The massive size of Dentaneosuchus matches the increase in size undergone by contemporary mammal species of Europe. Studies on parts of the mammal fauna of the Geiseltal in Germany for instance reveal that gigantism during the Eocene may be tied to biotic factors such as climate and available resources. The cooling climate of the Eocene could have been one contributing factor to the increased size of Dentaneosuchus, as modern crocodilians display greater size at greater latitudes in accordance with Bergmann's rule. However, it is not clear if this rule is as easily applied to terrestrial Notosuchians both due to their distant phylogenetic relationship with modern crocs and their different lifestyle.

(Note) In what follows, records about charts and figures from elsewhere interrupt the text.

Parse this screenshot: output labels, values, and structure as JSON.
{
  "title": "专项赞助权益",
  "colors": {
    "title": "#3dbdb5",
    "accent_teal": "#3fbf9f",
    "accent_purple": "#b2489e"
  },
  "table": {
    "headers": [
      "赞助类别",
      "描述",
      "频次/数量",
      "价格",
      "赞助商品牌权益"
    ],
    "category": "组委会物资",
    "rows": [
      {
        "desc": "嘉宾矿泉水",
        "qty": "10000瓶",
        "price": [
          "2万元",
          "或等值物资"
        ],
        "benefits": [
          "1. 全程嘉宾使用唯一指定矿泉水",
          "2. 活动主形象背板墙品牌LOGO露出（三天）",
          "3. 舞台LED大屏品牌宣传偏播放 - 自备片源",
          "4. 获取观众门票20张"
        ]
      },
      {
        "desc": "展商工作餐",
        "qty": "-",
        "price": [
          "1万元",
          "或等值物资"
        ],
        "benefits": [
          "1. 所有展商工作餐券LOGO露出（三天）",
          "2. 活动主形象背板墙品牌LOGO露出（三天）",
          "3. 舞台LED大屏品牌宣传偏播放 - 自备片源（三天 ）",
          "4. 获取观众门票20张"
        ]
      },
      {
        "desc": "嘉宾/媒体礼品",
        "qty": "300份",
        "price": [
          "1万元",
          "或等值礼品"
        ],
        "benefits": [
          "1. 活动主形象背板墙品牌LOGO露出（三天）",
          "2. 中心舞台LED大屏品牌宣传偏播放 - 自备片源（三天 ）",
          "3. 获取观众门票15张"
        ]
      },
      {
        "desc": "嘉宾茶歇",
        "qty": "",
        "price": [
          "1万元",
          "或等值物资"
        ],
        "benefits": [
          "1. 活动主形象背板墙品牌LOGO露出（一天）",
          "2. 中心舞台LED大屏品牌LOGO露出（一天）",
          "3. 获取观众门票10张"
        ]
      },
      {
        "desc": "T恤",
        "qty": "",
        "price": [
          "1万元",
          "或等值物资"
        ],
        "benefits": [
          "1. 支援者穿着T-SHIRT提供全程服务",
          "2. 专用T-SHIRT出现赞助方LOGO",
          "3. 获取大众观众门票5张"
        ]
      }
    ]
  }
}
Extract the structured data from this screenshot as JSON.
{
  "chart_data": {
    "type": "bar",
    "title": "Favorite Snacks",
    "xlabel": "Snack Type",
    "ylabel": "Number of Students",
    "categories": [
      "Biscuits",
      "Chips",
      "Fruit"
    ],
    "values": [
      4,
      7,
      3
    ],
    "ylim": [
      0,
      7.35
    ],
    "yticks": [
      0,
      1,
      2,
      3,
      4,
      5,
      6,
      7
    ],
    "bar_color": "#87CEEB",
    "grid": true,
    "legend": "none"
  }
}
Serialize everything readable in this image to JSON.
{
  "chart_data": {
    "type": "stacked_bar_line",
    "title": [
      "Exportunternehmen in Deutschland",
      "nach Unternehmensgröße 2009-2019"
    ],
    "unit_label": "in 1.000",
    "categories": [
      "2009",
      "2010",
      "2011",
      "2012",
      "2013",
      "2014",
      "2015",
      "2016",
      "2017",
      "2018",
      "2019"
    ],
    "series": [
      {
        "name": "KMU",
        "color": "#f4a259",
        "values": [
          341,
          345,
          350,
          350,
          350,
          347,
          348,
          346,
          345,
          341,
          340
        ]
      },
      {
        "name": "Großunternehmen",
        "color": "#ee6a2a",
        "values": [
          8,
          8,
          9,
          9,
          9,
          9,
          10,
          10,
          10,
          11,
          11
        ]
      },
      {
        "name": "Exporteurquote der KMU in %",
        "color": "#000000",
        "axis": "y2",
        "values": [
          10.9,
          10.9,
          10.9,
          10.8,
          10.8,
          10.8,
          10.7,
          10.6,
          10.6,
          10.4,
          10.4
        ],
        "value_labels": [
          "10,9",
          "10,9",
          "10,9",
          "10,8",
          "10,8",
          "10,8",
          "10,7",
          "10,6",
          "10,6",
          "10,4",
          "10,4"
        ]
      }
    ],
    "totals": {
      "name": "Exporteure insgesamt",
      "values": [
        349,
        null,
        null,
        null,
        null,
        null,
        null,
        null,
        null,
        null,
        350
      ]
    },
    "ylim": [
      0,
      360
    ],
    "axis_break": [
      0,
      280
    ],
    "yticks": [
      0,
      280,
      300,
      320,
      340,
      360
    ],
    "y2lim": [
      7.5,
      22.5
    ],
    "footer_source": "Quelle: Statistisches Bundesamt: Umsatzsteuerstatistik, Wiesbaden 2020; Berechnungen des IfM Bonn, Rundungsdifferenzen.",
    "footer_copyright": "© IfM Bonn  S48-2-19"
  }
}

While the precise details of which prey Dentaneosuchus preferred are not known and require isotopic analysis to determine, the great size alone is a good indicator for the fact that this sebecid was an apex predator in its environment. Dentaneosuchus would have likely been capable of preying on animals its own size and possibly larger. This includes the early perissodactyl Lophiodon lautricense, which could reach a weight of up to 2.000 kg and was found in the same deposits as the sebecid. Other predators native to continental Europe that may have been in competition with Dentaneosuchus includes planocraniid crocodiles like Boverisuchus, large terrestrial birds and hyaenodontid mammals.

The dominance of crocodylomorphs as apex predators in the early stages of the Cenozoic is likely to be explained through the absence of significant mammalian carnivores. This is most noticeable in Paleogene Europe and in South America until the Late Miocene. However, this dominance would not last and Dentaneosuchus was likely among the last large non-mammalian predators left, as they appear to have disappeared throughout the course of the Bartonian. The reasons for their extinction both in Europe and South America remain unknown, but may include a lack of suitable prey, competition from mammalian predators, changes in climate and environment or other biotic or even abiotic factors as of yet undiscovered.